Yangın sonrası yapılması gereken çalışmalar masaya yatırıldı
Yangın sonrasında ne tür çalışmaların yapılacağına da değinen Doç. Dr. Şentürk, her alanın kendine özgü durumu olduğunu, yapılacak tekrar ağaçlandırma yönteminin, doğal yollar ile veya ekim-dikim çalışmaları ile yürütüleceğine OGM bünyesindeki kadroların saha araştırmaları ve incelemeleri sonunda karar verdiklerini belirtti. Tekrar ağaçlandırma çalışmaları ile ilgili olarak Muğla-Bodrum ve Antalya-Adrasan örnekleri verildi. Son olarak daha önceden danışman olarak katkı sağladığı ''Antalya-Manavgat Yöresi Ormanları Tutuşma Riskinin Coğrafi Dağılım Modellemesi'' adlı Yüksek Lisans Tez çalışmasının kapsamı, yöntemi ve önemini açıklayarak; Manavgat yöresi yangınları çıkmadan önce yaptıkları çalışmada elde ettikleri bulgulara dayanarak tutuşma riskli olarak işaret ettikleri noktaların maalesef yangına maruz kaldığını belirtti. Bu bağlamda akademik çalışmaların işaret ettiği riskli bölge, alan ve yörelerde yangına karşı önlemlerin alınması ve hazırlıkların yapılmasının gerekliliğini vurguladı. Doç. Dr. Özdemir Şentürk paneli düzenleyenlere ve tüm katılımcılara teşekkürlerini sunarak sözlerini tamamladı.

Yangın bölgelerinde zeytin ağacı dikimine ilişkin bilgilendirme yapıldı
Panelin soru-cevap, yorum ve katkı bölümünde ÇOMÜ Ziraat Fakültesi Dekanı Prof. Dr. Murat Şeker, yönelttiği soruda Kuzey Ege'ye özgü ve ekonomik değerli ürün sağlayan zeytin ağacı türünün yangın sebebi ile hasar görmüş alanlara kısmen ekim-dikim yapılması konusunda neler düşündükleri hakkındaki sorusunu konuşmacılara yöneltti.

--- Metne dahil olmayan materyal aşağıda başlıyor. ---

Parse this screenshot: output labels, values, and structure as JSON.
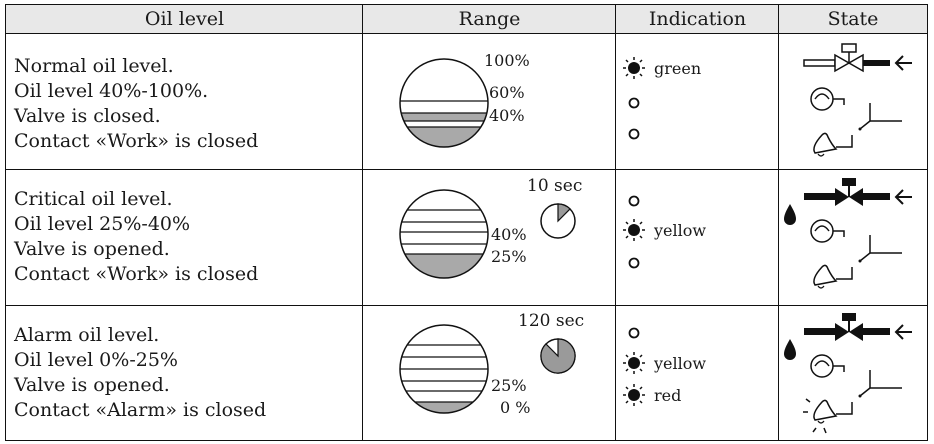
{
  "headers": {
    "oil_level": "Oil level",
    "range": "Range",
    "indication": "Indication",
    "state": "State"
  },
  "rows": [
    {
      "lines": [
        "Normal oil level.",
        "Oil level 40%-100%.",
        "Valve is closed.",
        "Contact «Work» is closed"
      ],
      "range_labels": [
        "100%",
        "60%",
        "40%"
      ],
      "timer": "",
      "timer_fill": 0,
      "indicators": [
        {
          "state": "on",
          "label": "green"
        },
        {
          "state": "off",
          "label": ""
        },
        {
          "state": "off",
          "label": ""
        }
      ],
      "valve": "closed",
      "contact": "work",
      "bell_alarm": false
    },
    {
      "lines": [
        "Critical oil level.",
        "Oil level 25%-40%",
        "Valve is opened.",
        "Contact «Work» is closed"
      ],
      "range_labels": [
        "40%",
        "25%"
      ],
      "timer": "10 sec",
      "timer_fill": 0.125,
      "indicators": [
        {
          "state": "off",
          "label": ""
        },
        {
          "state": "on",
          "label": "yellow"
        },
        {
          "state": "off",
          "label": ""
        }
      ],
      "valve": "opened",
      "contact": "work",
      "bell_alarm": false
    },
    {
      "lines": [
        "Alarm oil level.",
        "Oil level 0%-25%",
        "Valve is opened.",
        "Contact «Alarm» is closed"
      ],
      "range_labels": [
        "25%",
        "0 %"
      ],
      "timer": "120 sec",
      "timer_fill": 0.875,
      "indicators": [
        {
          "state": "off",
          "label": ""
        },
        {
          "state": "on",
          "label": "yellow"
        },
        {
          "state": "on",
          "label": "red"
        }
      ],
      "valve": "opened",
      "contact": "alarm",
      "bell_alarm": true
    }
  ],
  "colors": {
    "border": "#111111",
    "header_bg": "#e8e8e8",
    "oil_fill": "#a9a9a9",
    "timer_fill": "#9a9a9a"
  }
}
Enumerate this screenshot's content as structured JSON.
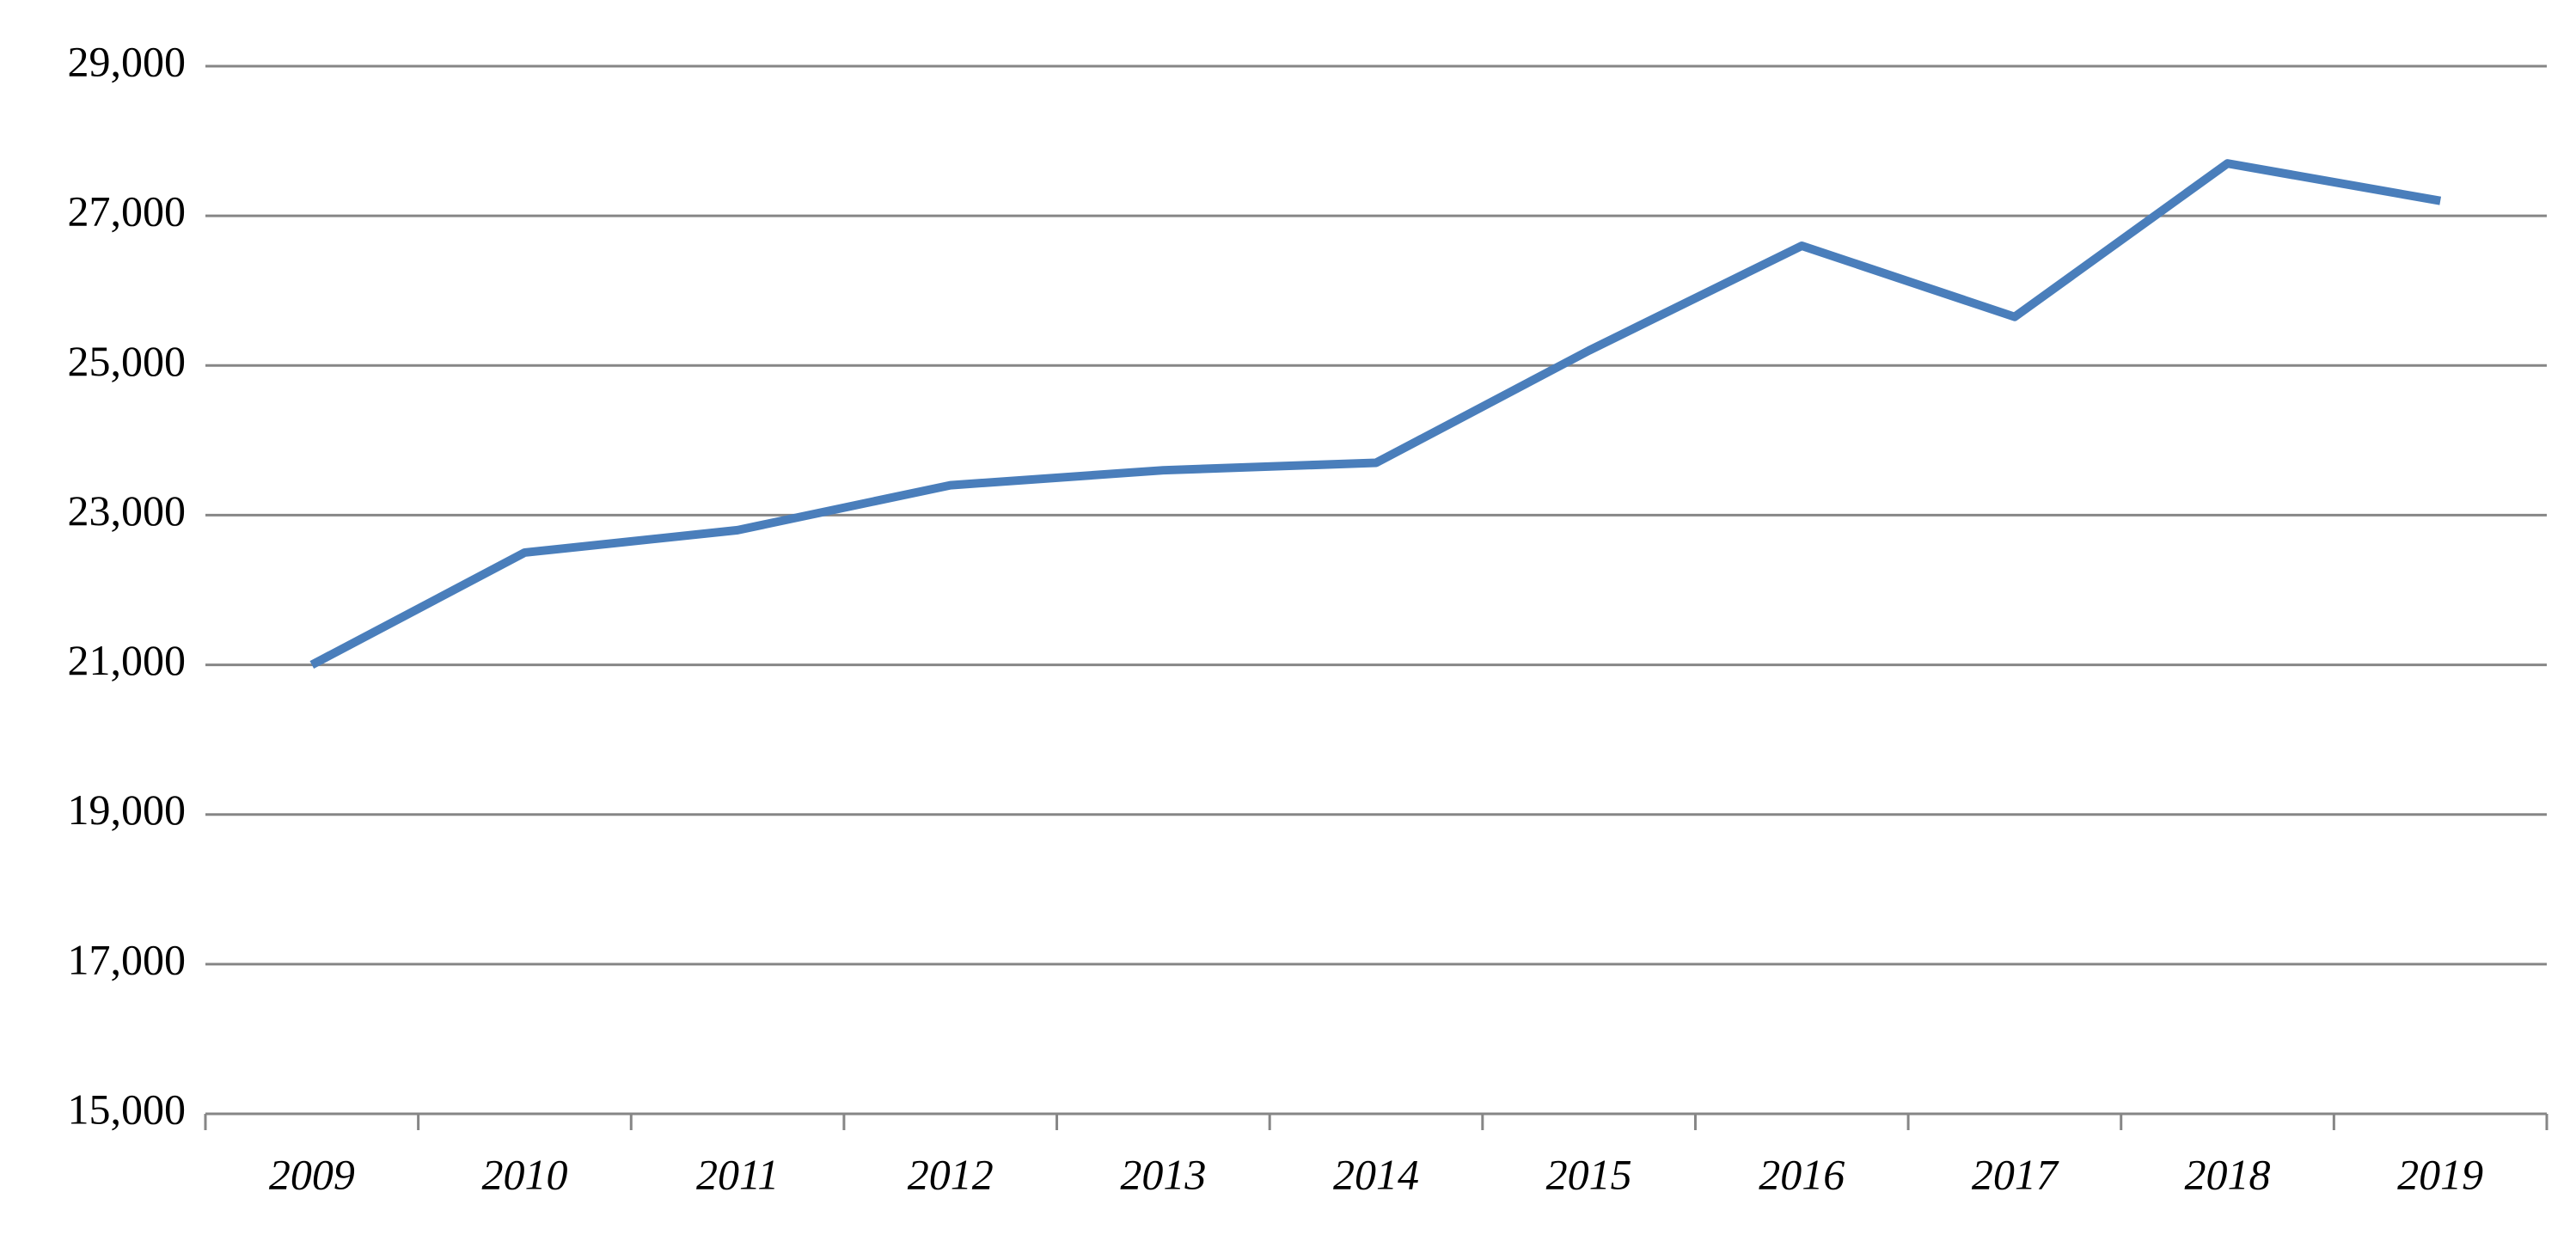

Soruyu yanıtlayan Doç. Dr. Mehmet Güvenç Negiz, vejetasyon ve yetişme özellikleri bakımından yöreye özgü zeytin ağaçları dikilse dahi hem tutma kabiliyeti hem de verim durumu açısından istenilen karşılıkları almanın zor olacağını belirtti. Kızılçam ağaç türünün de alanda birlikte yayılış gösterdiği bitki grubu ile birlikte olduğunu belirterek, aynı ortam ve bitki grubu bütünlüğünde zeytin ağaç türünün istenilen başarıyı elde edemeyebileceğini belirtti. Aynı soruya yanıtı ile katkı sağlayan Doç. Dr. Şentürk, yaptıkları çalışmalarda hem orman yapısının yangına daha dirençli hale getirilmesi hem de gelir getirici türlerin bulunması açısından Zeytin, Keçi Boynuzu ve Defne gibi ağaç türlerinin yaptıkları çalışmalarda denendiğini belirtti.